When Yahoo disclosed in December that a billion (yes, billion) of its users’ accounts had been compromised in an August 2013 breach, it came as a staggering revelation. Now, 10 months later, the company would like to make a correction: That incident actually exposed three billion accounts—every Yahoo account that existed at the time.
On the one hand, this new information doesn’t really change things in a practical sense, because the initial billion account estimate was already enormous—you could safely assume you were impacted—and Yahoo took protective steps for all users in December, like resetting passwords and unencrypted security questions. On the other hand, three billion accounts.
“They are as big as it gets,” says Jeremiah Grossman, who worked as an information security officer at Yahoo for two years in the early 2000s and is now the chief of security strategy at SentinelOne. “Maybe Google or maybe Facebook, but the next mega-breach is not going to be orders of magnitude bigger.””

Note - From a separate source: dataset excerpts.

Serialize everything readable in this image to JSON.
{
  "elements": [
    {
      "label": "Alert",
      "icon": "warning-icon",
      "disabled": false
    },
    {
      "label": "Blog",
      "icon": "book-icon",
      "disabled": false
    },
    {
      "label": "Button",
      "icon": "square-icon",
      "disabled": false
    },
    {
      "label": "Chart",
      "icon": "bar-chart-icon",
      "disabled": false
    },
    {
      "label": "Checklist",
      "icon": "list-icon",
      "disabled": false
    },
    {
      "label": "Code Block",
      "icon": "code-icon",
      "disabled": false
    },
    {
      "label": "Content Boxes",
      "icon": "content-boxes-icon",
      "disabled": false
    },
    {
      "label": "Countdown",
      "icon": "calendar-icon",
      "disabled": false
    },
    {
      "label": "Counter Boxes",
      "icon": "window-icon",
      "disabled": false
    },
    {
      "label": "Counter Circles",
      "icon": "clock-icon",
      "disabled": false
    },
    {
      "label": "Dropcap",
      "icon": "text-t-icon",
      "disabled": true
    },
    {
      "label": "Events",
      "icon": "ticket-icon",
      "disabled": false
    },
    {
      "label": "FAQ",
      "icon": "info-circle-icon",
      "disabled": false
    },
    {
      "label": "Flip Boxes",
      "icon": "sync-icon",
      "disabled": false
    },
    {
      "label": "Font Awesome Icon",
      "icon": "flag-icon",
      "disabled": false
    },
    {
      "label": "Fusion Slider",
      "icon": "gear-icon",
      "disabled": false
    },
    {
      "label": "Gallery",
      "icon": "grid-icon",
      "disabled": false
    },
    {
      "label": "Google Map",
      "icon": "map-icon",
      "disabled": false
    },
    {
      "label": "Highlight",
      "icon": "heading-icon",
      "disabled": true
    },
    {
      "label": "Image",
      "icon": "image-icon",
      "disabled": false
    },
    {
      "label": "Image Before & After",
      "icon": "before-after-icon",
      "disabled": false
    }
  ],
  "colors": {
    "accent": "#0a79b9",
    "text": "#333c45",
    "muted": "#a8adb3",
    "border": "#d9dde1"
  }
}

In this case, it took Yahoo three years to discover and disclose the breach, and almost four years to complete the investigation. And let’s not confuse all of that with a separate Yahoo breach perpetrated in late 2014, and not disclosed until September 2016, that impacted 500 million accounts. That alone still holds as the second-biggest known breach of all time, in terms of impacted users. (One could argue that the recent Equifax breach, which impacted 145.5 million people, will ultimately have greater negative overall impact because of the particular sensitivity of the data involved.)
The most recent disclosure also comes after Yahoo’s recent acquisition by Verizon and subsequent merger with AOL. Disclosing two enormous breaches back to back at the end of 2016 put a strain on the acquisition process, and even reportedly led Verizon to demand a price reduction.
Even though three billion sounds like a dramatic number, Grossman argues that it shouldn’t come as a surprise. “To everybody on the outside, it looked to us when we originally read all the information that [the breach] must have impacted all the accounts,” he says. The attackers “got so deep in the system, I couldn’t imagine why certain accounts would have been affected and not others.”
Yahoo published information about the revision on its Account Security Update page, attempting to clarify the timeline of events. “Subsequent to Yahoo’s acquisition by Verizon, and during integration, the company recently obtained new intelligence and now believes, following an investigation with the assistance of outside forensic experts, that all Yahoo user accounts were affected by the August 2013 theft,” the company wrote.
The update from Yahoo is a new high—that is to say, a new low—in terms of mega-breach scale. Think of it this way: On Monday, Equifax faced warranted criticism when it revised the number of people affected by its massive data breach from 143 million to 145.5 million. Yahoo’s adjustment weighs in at 800 times that. The silver lining, one imagines, is that it quite literally can’t get any worse.